SUMEDANG, FISIP UNPAD – Kepala Kepolisian Daerah Jawa Barat Irjen. Pol. Dr. Pipit Rismanto, S.I.K., M.H., menjadi pembicara dalam kuliah umum bertajuk “Jaga Rawat Jawa Barat: Kolaborasi Kampus, Polri, dan Generasi Muda Membangun Jawa Barat yang Aman, Maju, dan Berkelanjutan”. Kegiatan tersebut menjadi bagian dari rangkaian peresmian Pusat Studi Kepolisian di Fakultas Ilmu Sosial dan Ilmu Politik (FISIP) Universitas Padjadjaran, Kamis (20/8/2026).

Dalam kuliah umum tersebut, Kapolda Jabar mengajak civitas academica dan generasi muda untuk mengambil peran dalam menghadapi berbagai persoalan keamanan dan sosial di Jawa Barat. Menurutnya, Jawa Barat terus berkembang melalui pertumbuhan ekonomi, investasi, pariwisata, serta pembangunan yang membuka berbagai peluang baru.
Namun, di tengah perkembangan tersebut, Jawa Barat juga masih menghadapi sejumlah tantangan, seperti pencurian kendaraan bermotor, begal, penyalahgunaan narkoba, gangguan sosial, hingga penyebaran hoaks dan provokasi di ruang digital.
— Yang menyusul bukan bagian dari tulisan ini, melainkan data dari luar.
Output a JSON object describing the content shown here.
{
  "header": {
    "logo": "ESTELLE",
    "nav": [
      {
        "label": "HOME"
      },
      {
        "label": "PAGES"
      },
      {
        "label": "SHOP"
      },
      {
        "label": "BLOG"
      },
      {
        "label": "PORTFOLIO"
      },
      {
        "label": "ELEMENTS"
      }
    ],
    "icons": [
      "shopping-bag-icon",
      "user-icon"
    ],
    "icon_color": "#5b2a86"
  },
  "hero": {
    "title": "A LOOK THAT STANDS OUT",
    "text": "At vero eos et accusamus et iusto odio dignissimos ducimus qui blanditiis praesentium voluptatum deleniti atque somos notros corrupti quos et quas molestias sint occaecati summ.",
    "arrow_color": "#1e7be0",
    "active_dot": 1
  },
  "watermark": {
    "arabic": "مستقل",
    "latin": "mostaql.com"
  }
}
Kapolda Jabar menjelaskan bahwa kejahatan tidak lahir dari satu penyebab. Persoalan tersebut berkaitan dengan berbagai faktor, mulai dari kondisi sosial dan ekonomi, keluarga, lingkungan, kesempatan, hingga faktor-faktor pemicu lainnya.
Karena itu, menjaga keamanan Jawa Barat tidak dapat dilakukan oleh satu pihak saja. Kolaborasi antara berbagai unsur, termasuk perguruan tinggi, kepolisian, dan generasi muda, diperlukan untuk menghasilkan pemahaman dan solusi yang lebih komprehensif.
“Menjaga Jawa Barat tidak bisa dikerjakan oleh satu pihak. Dibutuhkan kolaborasi dan generasi muda harus menjadi bagian dari solusi,” demikian pesan yang disampaikan dalam kuliah umum tersebut.
Dalam konteks tersebut, keberadaan Pusat Studi Kepolisian di FISIP Unpad diharapkan dapat memperkuat kolaborasi antara dunia akademik dan kepolisian. Pusat studi tersebut membuka ruang bagi pengembangan diskusi dan penelitian untuk menghasilkan gagasan yang dapat mendorong lahirnya kebijakan serta solusi nyata bagi masyarakat.
Kapolda Jabar menekankan bahwa semangat “Jaga Rawat Jawa Barat” tidak hanya berbicara mengenai upaya menjaga keamanan. Lebih dari itu, semangat tersebut juga mengandung upaya untuk merawat berbagai potensi yang dimiliki Jawa Barat serta membangun masa depannya secara bersama-sama.

Melalui kolaborasi antara kampus, Polri, dan generasi muda, berbagai persoalan kontemporer diharapkan dapat dikaji secara lebih mendalam dengan menggabungkan pengalaman praktis di lapangan dan pendekatan akademik. Hasilnya diharapkan dapat menghasilkan gagasan dan solusi yang memberikan manfaat bagi masyarakat.

Kuliah umum ini sekaligus memperkuat komitmen kolaborasi antara Unpad dan Polda Jawa Barat. Kehadiran Pusat Studi Kepolisian di FISIP Unpad diharapkan menjadi ruang untuk mengembangkan riset, diskusi ilmiah, serta rekomendasi kebijakan dalam menjawab berbagai tantangan keamanan dan ketertiban masyarakat di masa depan.